The articles often paint a highly selective picture of private sector efforts to provide “public goods,” highlighting their successes while omitting discussions of their limitations or failures. Examples of voluntarism that undercut the private sector’s reputation for efficiency, such as the early nineteenth century volunteer fire companies, which appear to have been highly ineffective at putting out fires, are simply not discussed at all. Even the very good essays on fraternal and friendly societies do little to address obvious questions about whether societies financed solely by assessments on their generally working class members really had the financial resources to provide adequate aid to these members in times of financial hardship.

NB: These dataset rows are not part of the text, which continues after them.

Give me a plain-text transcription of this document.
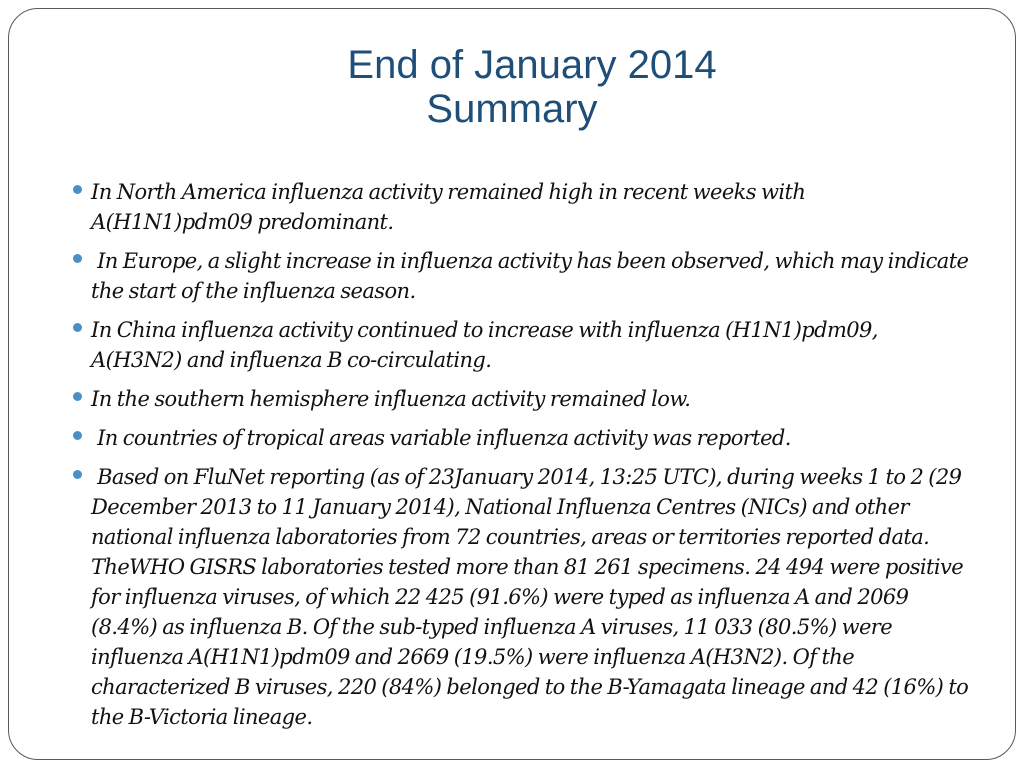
End of January 2014
Summary
In North America influenza activity remained high in recent weeks with A(H1N1)pdm09 predominant.
In Europe, a slight increase in influenza activity has been observed, which may indicate the start of the influenza season.
In China influenza activity continued to increase with influenza (H1N1)pdm09, A(H3N2) and influenza B co-circulating.
In the southern hemisphere influenza activity remained low.
In countries of tropical areas variable influenza activity was reported.
Based on FluNet reporting (as of 23January 2014, 13:25 UTC), during weeks 1 to 2 (29 December 2013 to 11 January 2014), National Influenza Centres (NICs) and other national influenza laboratories from 72 countries, areas or territories reported data. TheWHO GISRS laboratories tested more than 81 261 specimens. 24 494 were positive for influenza viruses, of which 22 425 (91.6%) were typed as influenza A and 2069 (8.4%) as influenza B. Of the sub-typed influenza A viruses, 11 033 (80.5%) were influenza A(H1N1)pdm09 and 2669 (19.5%) were influenza A(H3N2). Of the characterized B viruses, 220 (84%) belonged to the B-Yamagata lineage and 42 (16%) to the B-Victoria lineage.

The contributors also fail to explain adequately why so many privately provided “public goods” were ultimately replaced by government services, a historical development that the economic theory of “public goods” explains very well. The alternative explanations offered by the articles, that government generally seeks to expand its own power and that government intervention “crowds out” private sector initiatives, seem oversimplified and superficial. Most of the articles provide little supporting evidence for either explanation. Moreover, numerous counterexamples disprove the claim that government intervention automatically “crowds out” private sector initiatives. To cite only one, whatever its impact on fraternal societies, Social Security clearly did not “crowd out” the development of private employee pensions in the postwar United States.

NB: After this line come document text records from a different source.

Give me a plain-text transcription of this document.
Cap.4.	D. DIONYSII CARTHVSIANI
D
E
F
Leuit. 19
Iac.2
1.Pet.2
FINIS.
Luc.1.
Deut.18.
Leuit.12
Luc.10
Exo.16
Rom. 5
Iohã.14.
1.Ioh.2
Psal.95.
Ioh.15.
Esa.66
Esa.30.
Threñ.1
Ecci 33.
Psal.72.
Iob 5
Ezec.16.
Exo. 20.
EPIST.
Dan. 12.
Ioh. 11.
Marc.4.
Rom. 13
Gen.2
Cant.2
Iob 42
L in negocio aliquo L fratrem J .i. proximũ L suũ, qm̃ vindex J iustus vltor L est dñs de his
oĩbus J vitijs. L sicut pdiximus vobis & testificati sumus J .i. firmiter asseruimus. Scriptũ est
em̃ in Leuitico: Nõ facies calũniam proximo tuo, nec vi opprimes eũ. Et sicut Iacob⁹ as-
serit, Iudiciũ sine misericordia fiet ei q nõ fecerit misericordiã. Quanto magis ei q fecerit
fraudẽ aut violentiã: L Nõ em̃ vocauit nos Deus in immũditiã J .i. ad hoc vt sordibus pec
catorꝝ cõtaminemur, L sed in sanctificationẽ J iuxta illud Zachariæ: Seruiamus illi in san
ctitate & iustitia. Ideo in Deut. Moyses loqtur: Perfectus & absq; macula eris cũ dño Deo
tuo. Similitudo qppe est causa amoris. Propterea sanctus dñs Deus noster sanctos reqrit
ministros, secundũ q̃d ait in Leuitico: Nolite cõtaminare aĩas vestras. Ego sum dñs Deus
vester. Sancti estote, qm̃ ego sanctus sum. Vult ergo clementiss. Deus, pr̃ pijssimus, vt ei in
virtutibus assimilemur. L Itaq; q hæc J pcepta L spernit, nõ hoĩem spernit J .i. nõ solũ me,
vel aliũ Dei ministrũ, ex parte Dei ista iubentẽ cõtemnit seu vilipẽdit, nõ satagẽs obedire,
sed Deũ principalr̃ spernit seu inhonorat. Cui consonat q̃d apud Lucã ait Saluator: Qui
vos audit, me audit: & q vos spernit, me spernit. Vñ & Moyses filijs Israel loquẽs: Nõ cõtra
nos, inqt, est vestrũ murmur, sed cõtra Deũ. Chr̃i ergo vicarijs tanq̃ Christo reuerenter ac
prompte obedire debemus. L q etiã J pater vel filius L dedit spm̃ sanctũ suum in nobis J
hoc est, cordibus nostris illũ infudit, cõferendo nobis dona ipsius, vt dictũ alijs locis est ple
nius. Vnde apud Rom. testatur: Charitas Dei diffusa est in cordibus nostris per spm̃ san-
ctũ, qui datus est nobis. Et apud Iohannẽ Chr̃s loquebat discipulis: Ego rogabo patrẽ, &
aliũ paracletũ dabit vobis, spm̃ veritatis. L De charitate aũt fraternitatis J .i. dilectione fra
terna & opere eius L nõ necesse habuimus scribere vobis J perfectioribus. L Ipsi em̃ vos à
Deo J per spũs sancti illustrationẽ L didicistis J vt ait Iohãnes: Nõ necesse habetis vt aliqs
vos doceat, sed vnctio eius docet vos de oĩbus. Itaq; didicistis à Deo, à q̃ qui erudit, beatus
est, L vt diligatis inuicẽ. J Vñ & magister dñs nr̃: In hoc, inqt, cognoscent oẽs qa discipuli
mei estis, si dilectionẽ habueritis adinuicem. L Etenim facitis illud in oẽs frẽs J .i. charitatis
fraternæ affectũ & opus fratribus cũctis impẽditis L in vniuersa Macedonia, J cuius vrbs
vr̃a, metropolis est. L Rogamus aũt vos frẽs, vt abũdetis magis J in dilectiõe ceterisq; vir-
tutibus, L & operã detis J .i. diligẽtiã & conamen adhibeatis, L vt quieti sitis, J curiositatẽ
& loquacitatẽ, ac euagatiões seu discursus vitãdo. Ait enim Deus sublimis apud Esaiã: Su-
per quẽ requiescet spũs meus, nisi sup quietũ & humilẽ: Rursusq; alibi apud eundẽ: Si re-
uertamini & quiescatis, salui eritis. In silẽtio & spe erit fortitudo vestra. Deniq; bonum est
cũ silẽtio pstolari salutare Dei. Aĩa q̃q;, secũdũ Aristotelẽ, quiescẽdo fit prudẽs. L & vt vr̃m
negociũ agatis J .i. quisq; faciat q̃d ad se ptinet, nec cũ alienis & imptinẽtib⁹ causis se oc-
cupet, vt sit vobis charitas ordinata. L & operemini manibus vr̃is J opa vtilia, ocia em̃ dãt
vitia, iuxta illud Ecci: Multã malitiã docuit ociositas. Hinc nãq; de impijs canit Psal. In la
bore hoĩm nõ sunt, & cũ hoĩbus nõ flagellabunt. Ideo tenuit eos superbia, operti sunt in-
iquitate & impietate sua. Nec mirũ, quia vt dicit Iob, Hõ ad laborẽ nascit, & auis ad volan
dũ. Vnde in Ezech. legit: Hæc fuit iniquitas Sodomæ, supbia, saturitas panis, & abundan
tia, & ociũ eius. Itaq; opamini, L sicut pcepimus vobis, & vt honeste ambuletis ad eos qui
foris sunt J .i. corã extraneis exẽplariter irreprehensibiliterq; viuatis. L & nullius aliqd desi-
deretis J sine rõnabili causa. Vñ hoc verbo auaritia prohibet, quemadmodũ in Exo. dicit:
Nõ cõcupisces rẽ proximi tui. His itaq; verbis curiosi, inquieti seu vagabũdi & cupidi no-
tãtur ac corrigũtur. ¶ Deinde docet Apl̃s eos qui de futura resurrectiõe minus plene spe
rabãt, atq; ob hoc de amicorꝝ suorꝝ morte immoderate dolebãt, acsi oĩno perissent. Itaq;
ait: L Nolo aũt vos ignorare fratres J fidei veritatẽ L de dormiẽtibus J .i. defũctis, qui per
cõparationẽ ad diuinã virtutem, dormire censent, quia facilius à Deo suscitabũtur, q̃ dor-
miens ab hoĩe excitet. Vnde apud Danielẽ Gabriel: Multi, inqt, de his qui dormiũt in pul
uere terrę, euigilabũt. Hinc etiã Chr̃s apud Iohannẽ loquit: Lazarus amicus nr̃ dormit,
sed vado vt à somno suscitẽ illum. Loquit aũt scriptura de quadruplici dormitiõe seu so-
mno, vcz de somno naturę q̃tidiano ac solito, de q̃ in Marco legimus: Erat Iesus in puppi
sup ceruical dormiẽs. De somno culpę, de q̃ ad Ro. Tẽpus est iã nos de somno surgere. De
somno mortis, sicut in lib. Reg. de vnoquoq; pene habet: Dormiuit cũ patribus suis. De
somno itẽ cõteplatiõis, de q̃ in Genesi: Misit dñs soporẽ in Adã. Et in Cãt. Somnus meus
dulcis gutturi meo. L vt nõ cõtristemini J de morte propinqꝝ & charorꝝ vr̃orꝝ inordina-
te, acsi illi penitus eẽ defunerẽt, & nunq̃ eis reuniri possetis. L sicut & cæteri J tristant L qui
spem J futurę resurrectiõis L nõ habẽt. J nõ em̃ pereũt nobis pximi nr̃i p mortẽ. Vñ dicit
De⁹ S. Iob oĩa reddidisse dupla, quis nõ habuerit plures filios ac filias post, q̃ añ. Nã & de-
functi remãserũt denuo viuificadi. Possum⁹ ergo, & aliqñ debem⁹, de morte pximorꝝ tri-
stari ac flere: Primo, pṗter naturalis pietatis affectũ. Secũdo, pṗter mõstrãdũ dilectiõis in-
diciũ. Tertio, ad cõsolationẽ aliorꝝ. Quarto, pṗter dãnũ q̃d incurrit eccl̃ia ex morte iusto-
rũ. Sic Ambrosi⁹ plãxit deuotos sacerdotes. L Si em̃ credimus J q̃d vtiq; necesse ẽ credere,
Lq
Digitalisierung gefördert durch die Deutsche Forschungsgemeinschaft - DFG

Ultimately, I found the book’s critique of the “public goods” theory to be fundamentally unpersuasive. Few would deny that private market-based mechanisms can occasionally overcome “free rider” and “externality” problems. The real question is whether they can do so repeatedly and do so as efficiently as government intervention can, considering all the multiple “free rider” and “externality” problems typically associated with “public goods.” The scattered and impressionistic historical evidence in the volume failed to convince me that they could. It is doubtful whether private contractual arrangements can take into account every possible “negative externality,” no matter how remote. Moreover, the essays are silent on the transaction costs of such contractual arrangements. None of the essays really undertake the systematic historical comparisons between privately and publicly provided services that might prove or disprove the book’s major contentions. Finally, important questions about the fairness and equity of private provision of “public goods” are simply evaded. Many might question the desirability of making the quality of vitally important services like education and police protection contingent on the individual’s ability to pay for them, a logical consequence of privatization.

Nevertheless, The Voluntary City fulfills its primary purpose, which is more to raise questions than to provide answers. The editors themselves note that the essays in the volume cannot “definitively answer” the question of whether the “spontaneously created institutions of civil society [were] better than the government institutions that replaced them” (p. 3). They only contend that the historical evidence shows that the question is worth asking. Viewed in this light, The Voluntary City raises worthwhile questions, which will give historians much to think about. While they are unlikely to answer the questions in the same way as The Voluntary City, they will certainly benefit from consulting its frequently thought-provoking essays.

Richard Lester is a Visiting Assistant Professor at the University of Missouri-Columbia. He has written a number of conference papers on the administration of New Deal unemployment relief programs in Los Angeles County. He is currently working on turning his dissertation, “Building the New Deal State on the Local Level: Unemployment Relief in Los Angeles County during the 1930s,” into a book.